Here’s Mark Gurman on his Power On newsletter, a few weeks ago:
“OpenAI is poaching left and right from Apple’s hardware engineering group. It’s well known that LoveFrom — Jony Ive’s post-Apple design studio — is largely staffed by talent hired from his former employer. That dynamic has turned Apple’s design team into a revolving door in recent years. But now OpenAI’s $6 billion acquisition of Ive’s previously secret AI startup, io, means that Apple’s hardware engineering group is experiencing a wave of defections as well.”
And
“I’m told that in just the past month, OpenAI has hired more than 40 people for its devices group — with many of those engineers coming directly from the iPhone maker.”
Now, a new report by The Wall Street Journal adds a bit more detail on the scope of these departures:
“Dozens of Apple engineers and designers with expertise in audio, watch design, robotics and more have decamped to OpenAI in recent months, according to a review of LinkedIn profiles.”
Although not surprising, given the little that has already been revealed about io’s upcoming products, the report offers another data point about what those products may actually be.
Sam Altman and Jony Ive have already said their goal is to offer a line of products rather than a single AI device, and told the courts that their first device isn’t a wearable.

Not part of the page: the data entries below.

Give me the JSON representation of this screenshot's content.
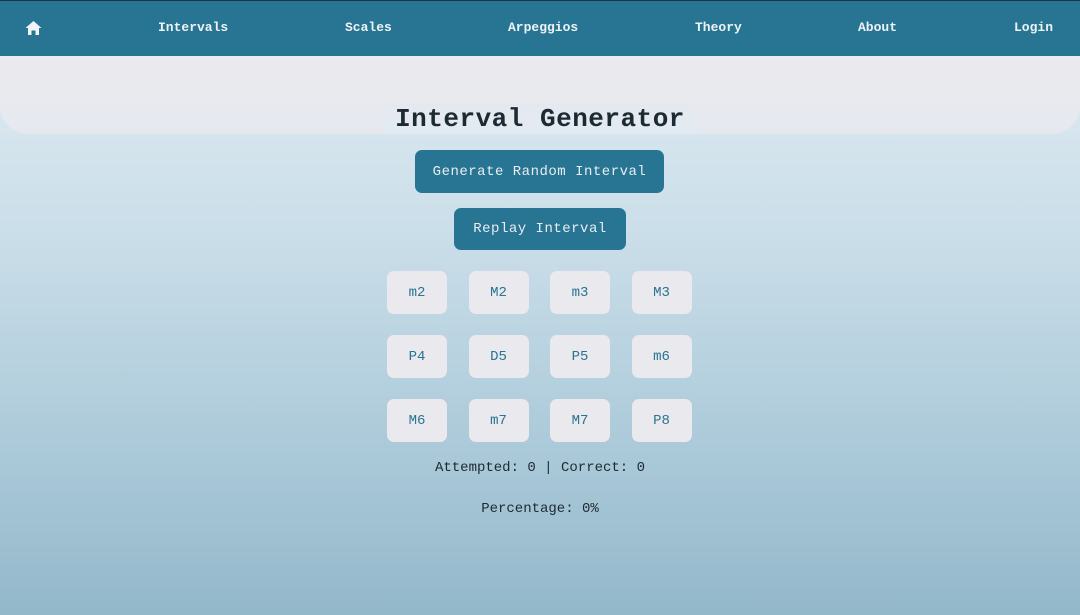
{
  "nav": {
    "home_icon": "home-icon",
    "items": [
      {
        "label": "Intervals"
      },
      {
        "label": "Scales"
      },
      {
        "label": "Arpeggios"
      },
      {
        "label": "Theory"
      },
      {
        "label": "About"
      },
      {
        "label": "Login"
      }
    ]
  },
  "main": {
    "title": "Interval Generator",
    "generate_label": "Generate Random Interval",
    "replay_label": "Replay Interval",
    "intervals": [
      "m2",
      "M2",
      "m3",
      "M3",
      "P4",
      "D5",
      "P5",
      "m6",
      "M6",
      "m7",
      "M7",
      "P8"
    ],
    "stats_text": "Attempted: 0 | Correct: 0",
    "percentage_text": "Percentage: 0%"
  },
  "colors": {
    "primary": "#287493",
    "button_light": "#e9e9ee",
    "text_dark": "#1e2a33"
  }
}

OpenAI has also reportedly been recruiting “a number of researchers with expertise in developing AI algorithms for controlling humanoid and other types of robots,” so it’s possible that not all of these deflections are related to io.
Whatever the case may be, it is becoming increasingly clear that Apple’s challenges in retaining talent to behind the fields of research and engineering, when it comes to competing companies in the AI field.
Whether the recent change of guard at the top of Apple’s AI efforts will be enough to slow this brain drain, at least in the medium term, remains to be seen.